ぼくと世界とキミ
「何だ……あれ?」
そう小さく声を漏らし、目の前の《奇妙な塊》を見つめる。
俺達の行く道を遮る様に、白い毛玉が道を塞いでいた。
丸いボールの様な体に、フサフサの白い毛。
手足は無く、可愛らしいクリっとした瞳だけが付いている。
「もしかして……《マモン》か?」
目の前のおかしな生き物を見て、ジルが驚いた様に声を上げた。
「……まもん?」
「フリーディアでは絶滅したとされる種族だ。あのフサフサの毛が最高級の毛皮になるとされ、乱獲されたんだ。……グレノアにはまだいたのか」
三人で首を傾げてジルを見つめると、ジルはマモンをマジマジと観察しながら説明してくれた。
「可愛いね」
そう行ってセリアは優しい笑みを浮かべると、それと同じ様にアシュリーも笑みを浮かべる。

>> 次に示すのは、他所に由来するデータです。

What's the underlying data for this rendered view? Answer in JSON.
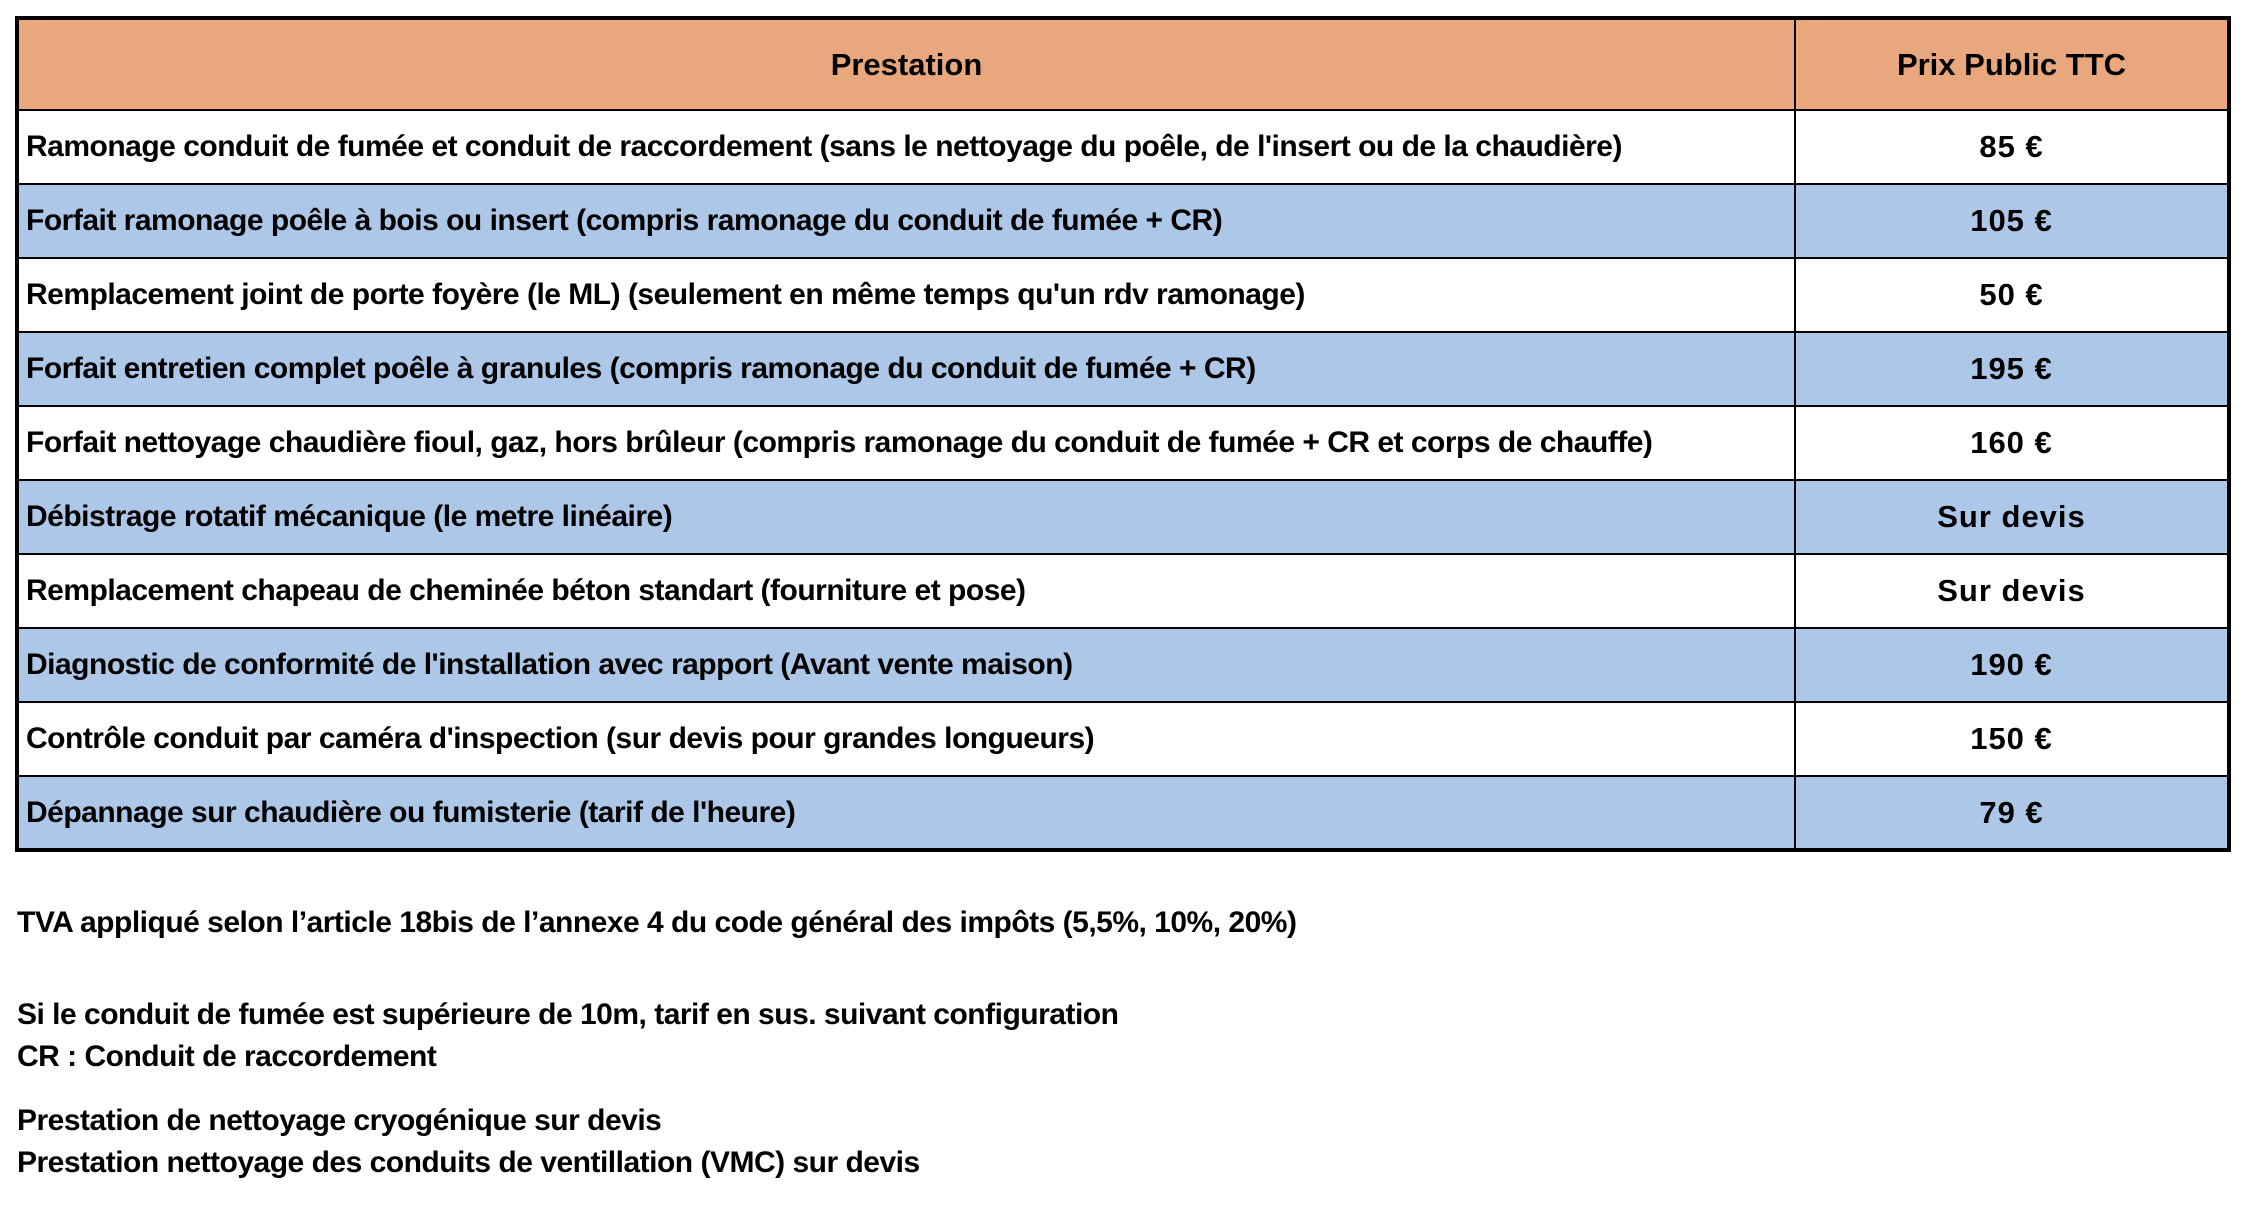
{
  "colors": {
    "header_bg": "#E8A77D",
    "row_alt_bg": "#ADC7E8",
    "row_bg": "#FFFFFF",
    "border": "#000000",
    "text": "#000000"
  },
  "table": {
    "headers": {
      "prestation": "Prestation",
      "prix": "Prix Public TTC"
    },
    "rows": [
      {
        "prestation": "Ramonage conduit de fumée et conduit de raccordement (sans le nettoyage du poêle, de l'insert ou de la chaudière)",
        "prix": "85 €"
      },
      {
        "prestation": "Forfait ramonage poêle à bois ou insert (compris ramonage du conduit de fumée + CR)",
        "prix": "105 €"
      },
      {
        "prestation": "Remplacement joint de porte foyère (le ML) (seulement en même temps qu'un rdv ramonage)",
        "prix": "50 €"
      },
      {
        "prestation": "Forfait entretien complet poêle à granules (compris ramonage du conduit de fumée + CR)",
        "prix": "195 €"
      },
      {
        "prestation": "Forfait nettoyage chaudière fioul, gaz, hors brûleur (compris ramonage du conduit de fumée + CR et corps de chauffe)",
        "prix": "160 €"
      },
      {
        "prestation": "Débistrage rotatif mécanique (le metre linéaire)",
        "prix": "Sur devis"
      },
      {
        "prestation": "Remplacement chapeau de cheminée béton standart (fourniture et pose)",
        "prix": "Sur devis"
      },
      {
        "prestation": "Diagnostic de conformité de l'installation avec rapport (Avant vente maison)",
        "prix": "190 €"
      },
      {
        "prestation": "Contrôle conduit par caméra d'inspection (sur devis pour grandes longueurs)",
        "prix": "150 €"
      },
      {
        "prestation": "Dépannage sur chaudière ou fumisterie (tarif de l'heure)",
        "prix": "79 €"
      }
    ]
  },
  "notes": {
    "tva": "TVA appliqué selon l’article 18bis de l’annexe 4 du code général des impôts (5,5%, 10%, 20%)",
    "conduit": "Si le conduit de fumée est supérieure de 10m, tarif en sus. suivant configuration",
    "cr": "CR : Conduit de raccordement",
    "cryogenique": "Prestation de nettoyage cryogénique sur devis",
    "vmc": "Prestation nettoyage des conduits de ventillation (VMC) sur devis"
  }
}
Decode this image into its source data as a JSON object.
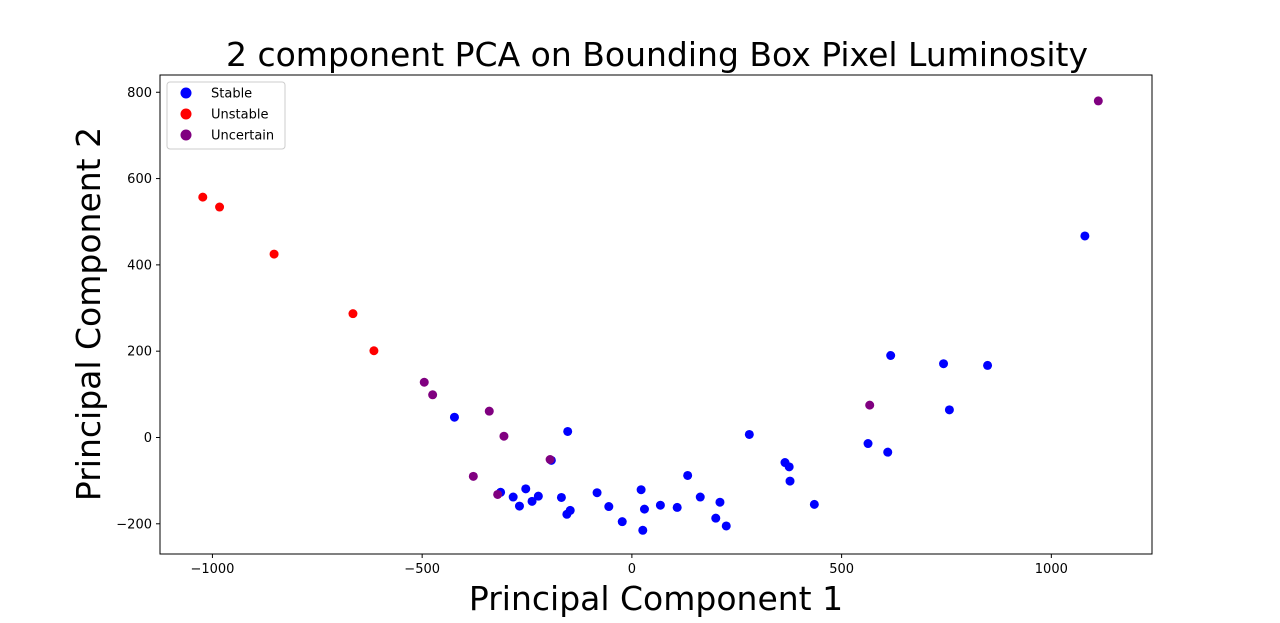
{
  "chart_data": {
    "type": "scatter",
    "title": "2 component PCA on Bounding Box Pixel Luminosity",
    "xlabel": "Principal Component 1",
    "ylabel": "Principal Component 2",
    "xlim": [
      -1125,
      1240
    ],
    "ylim": [
      -270,
      840
    ],
    "xticks": [
      -1000,
      -500,
      0,
      500,
      1000
    ],
    "yticks": [
      -200,
      0,
      200,
      400,
      600,
      800
    ],
    "grid": false,
    "legend_position": "upper-left",
    "series": [
      {
        "name": "Stable",
        "color": "#0000ff",
        "points": [
          {
            "x": 1080,
            "y": 467
          },
          {
            "x": 617,
            "y": 190
          },
          {
            "x": 743,
            "y": 171
          },
          {
            "x": 848,
            "y": 167
          },
          {
            "x": 757,
            "y": 64
          },
          {
            "x": 563,
            "y": -14
          },
          {
            "x": 610,
            "y": -34
          },
          {
            "x": 280,
            "y": 7
          },
          {
            "x": 365,
            "y": -58
          },
          {
            "x": 375,
            "y": -68
          },
          {
            "x": 377,
            "y": -101
          },
          {
            "x": 435,
            "y": -155
          },
          {
            "x": 133,
            "y": -88
          },
          {
            "x": 163,
            "y": -138
          },
          {
            "x": 210,
            "y": -150
          },
          {
            "x": 200,
            "y": -187
          },
          {
            "x": 225,
            "y": -205
          },
          {
            "x": 108,
            "y": -162
          },
          {
            "x": 68,
            "y": -157
          },
          {
            "x": 30,
            "y": -166
          },
          {
            "x": 22,
            "y": -121
          },
          {
            "x": 26,
            "y": -215
          },
          {
            "x": -23,
            "y": -195
          },
          {
            "x": -55,
            "y": -160
          },
          {
            "x": -83,
            "y": -128
          },
          {
            "x": -153,
            "y": 14
          },
          {
            "x": -147,
            "y": -169
          },
          {
            "x": -155,
            "y": -178
          },
          {
            "x": -168,
            "y": -139
          },
          {
            "x": -192,
            "y": -53
          },
          {
            "x": -223,
            "y": -136
          },
          {
            "x": -238,
            "y": -148
          },
          {
            "x": -253,
            "y": -119
          },
          {
            "x": -268,
            "y": -159
          },
          {
            "x": -283,
            "y": -138
          },
          {
            "x": -313,
            "y": -127
          },
          {
            "x": -423,
            "y": 47
          }
        ]
      },
      {
        "name": "Unstable",
        "color": "#ff0000",
        "points": [
          {
            "x": -1023,
            "y": 557
          },
          {
            "x": -983,
            "y": 534
          },
          {
            "x": -853,
            "y": 425
          },
          {
            "x": -665,
            "y": 287
          },
          {
            "x": -615,
            "y": 201
          }
        ]
      },
      {
        "name": "Uncertain",
        "color": "#800080",
        "points": [
          {
            "x": 1112,
            "y": 780
          },
          {
            "x": 567,
            "y": 75
          },
          {
            "x": -495,
            "y": 128
          },
          {
            "x": -475,
            "y": 99
          },
          {
            "x": -340,
            "y": 61
          },
          {
            "x": -305,
            "y": 3
          },
          {
            "x": -378,
            "y": -90
          },
          {
            "x": -320,
            "y": -132
          },
          {
            "x": -195,
            "y": -51
          }
        ]
      }
    ]
  }
}
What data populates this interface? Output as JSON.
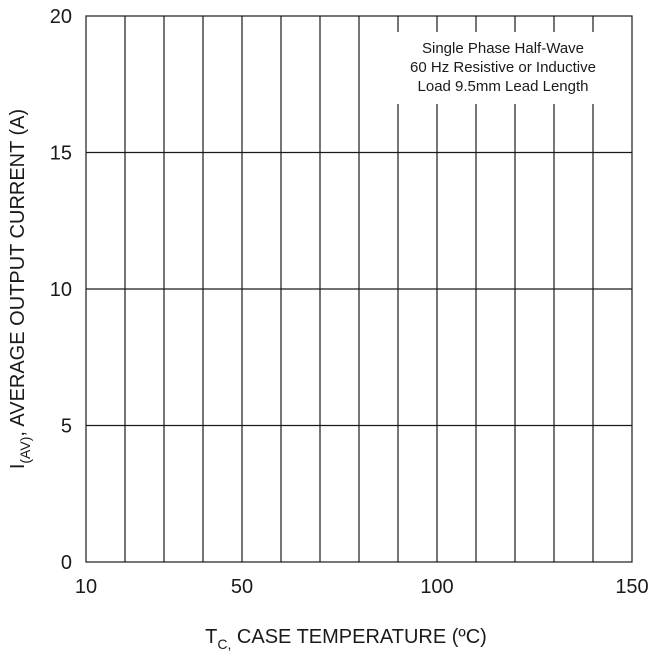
{
  "chart_data": {
    "type": "line",
    "title": "",
    "xlabel": {
      "main": "T",
      "sub": "C,",
      "rest": " CASE TEMPERATURE (ºC)"
    },
    "ylabel": {
      "main": "I",
      "sub": "(AV)",
      "rest": ", AVERAGE OUTPUT CURRENT (A)"
    },
    "xlim": [
      10,
      150
    ],
    "ylim": [
      0,
      20
    ],
    "x_ticks": [
      10,
      50,
      100,
      150
    ],
    "y_ticks": [
      0,
      5,
      10,
      15,
      20
    ],
    "x_grid": [
      10,
      20,
      30,
      40,
      50,
      60,
      70,
      80,
      90,
      100,
      110,
      120,
      130,
      140,
      150
    ],
    "y_grid": [
      0,
      5,
      10,
      15,
      20
    ],
    "grid": true,
    "series": [],
    "annotation": {
      "lines": [
        "Single Phase Half-Wave",
        "60 Hz Resistive or Inductive",
        "Load 9.5mm Lead Length"
      ],
      "placement": "top-right"
    }
  }
}
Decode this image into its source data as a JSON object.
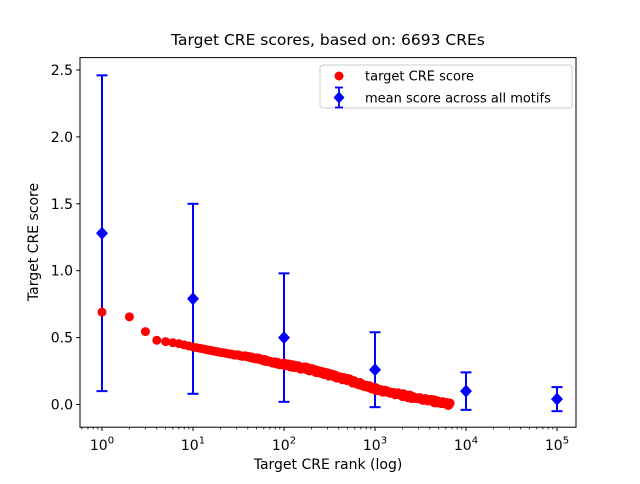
{
  "title": "Target CRE scores, based on: 6693 CREs",
  "x_axis_label": "Target CRE rank (log)",
  "y_axis_label": "Target CRE score",
  "legend": {
    "position": "upper right",
    "items": [
      {
        "label": "target CRE score",
        "marker": "red-circle"
      },
      {
        "label": "mean score across all motifs",
        "marker": "blue-diamond-errorbar"
      }
    ]
  },
  "colors": {
    "target_score": "#ff0000",
    "mean_score": "#0000ff",
    "axis": "#000000",
    "legend_border": "#cccccc",
    "background": "#ffffff"
  },
  "chart_data": {
    "type": "scatter",
    "title": "Target CRE scores, based on: 6693 CREs",
    "xlabel": "Target CRE rank (log)",
    "ylabel": "Target CRE score",
    "x_scale": "log",
    "xlim": [
      0.56,
      178000
    ],
    "ylim": [
      -0.17,
      2.59
    ],
    "x_tick_exponents": [
      0,
      1,
      2,
      3,
      4,
      5
    ],
    "y_ticks": [
      0.0,
      0.5,
      1.0,
      1.5,
      2.0,
      2.5
    ],
    "grid": false,
    "legend_position": "upper right",
    "series": [
      {
        "name": "target CRE score",
        "type": "scatter",
        "color": "#ff0000",
        "marker": "circle",
        "n_points": 6693,
        "anchor_points": [
          [
            1,
            0.69
          ],
          [
            2,
            0.655
          ],
          [
            3,
            0.545
          ],
          [
            4,
            0.48
          ],
          [
            5,
            0.47
          ],
          [
            7,
            0.455
          ],
          [
            10,
            0.43
          ],
          [
            20,
            0.39
          ],
          [
            50,
            0.345
          ],
          [
            100,
            0.3
          ],
          [
            200,
            0.26
          ],
          [
            500,
            0.185
          ],
          [
            1000,
            0.115
          ],
          [
            2000,
            0.07
          ],
          [
            4000,
            0.03
          ],
          [
            6693,
            0.0
          ]
        ]
      },
      {
        "name": "mean score across all motifs",
        "type": "errorbar",
        "color": "#0000ff",
        "marker": "diamond",
        "x": [
          1,
          10,
          100,
          1000,
          10000,
          100000
        ],
        "y": [
          1.28,
          0.79,
          0.5,
          0.26,
          0.1,
          0.04
        ],
        "yerr": [
          1.18,
          0.71,
          0.48,
          0.28,
          0.14,
          0.09
        ]
      }
    ]
  }
}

マモンは俺達の様子を窺う様に、円らな瞳を真っ直ぐに俺に向けていた。
「あれはまだ子供だな」
ジルが小さく呟いたその瞬間、マモンはぴょこぴょこと地面を飛びながら草陰に入って行った。
……確かに可愛い。
見えなくなった可愛らしい毛玉の姿を思い出し、微かに笑みを浮かべる。
それから皆とマモンの話で少し和んだ後……また黙々と森の中を進んで行った。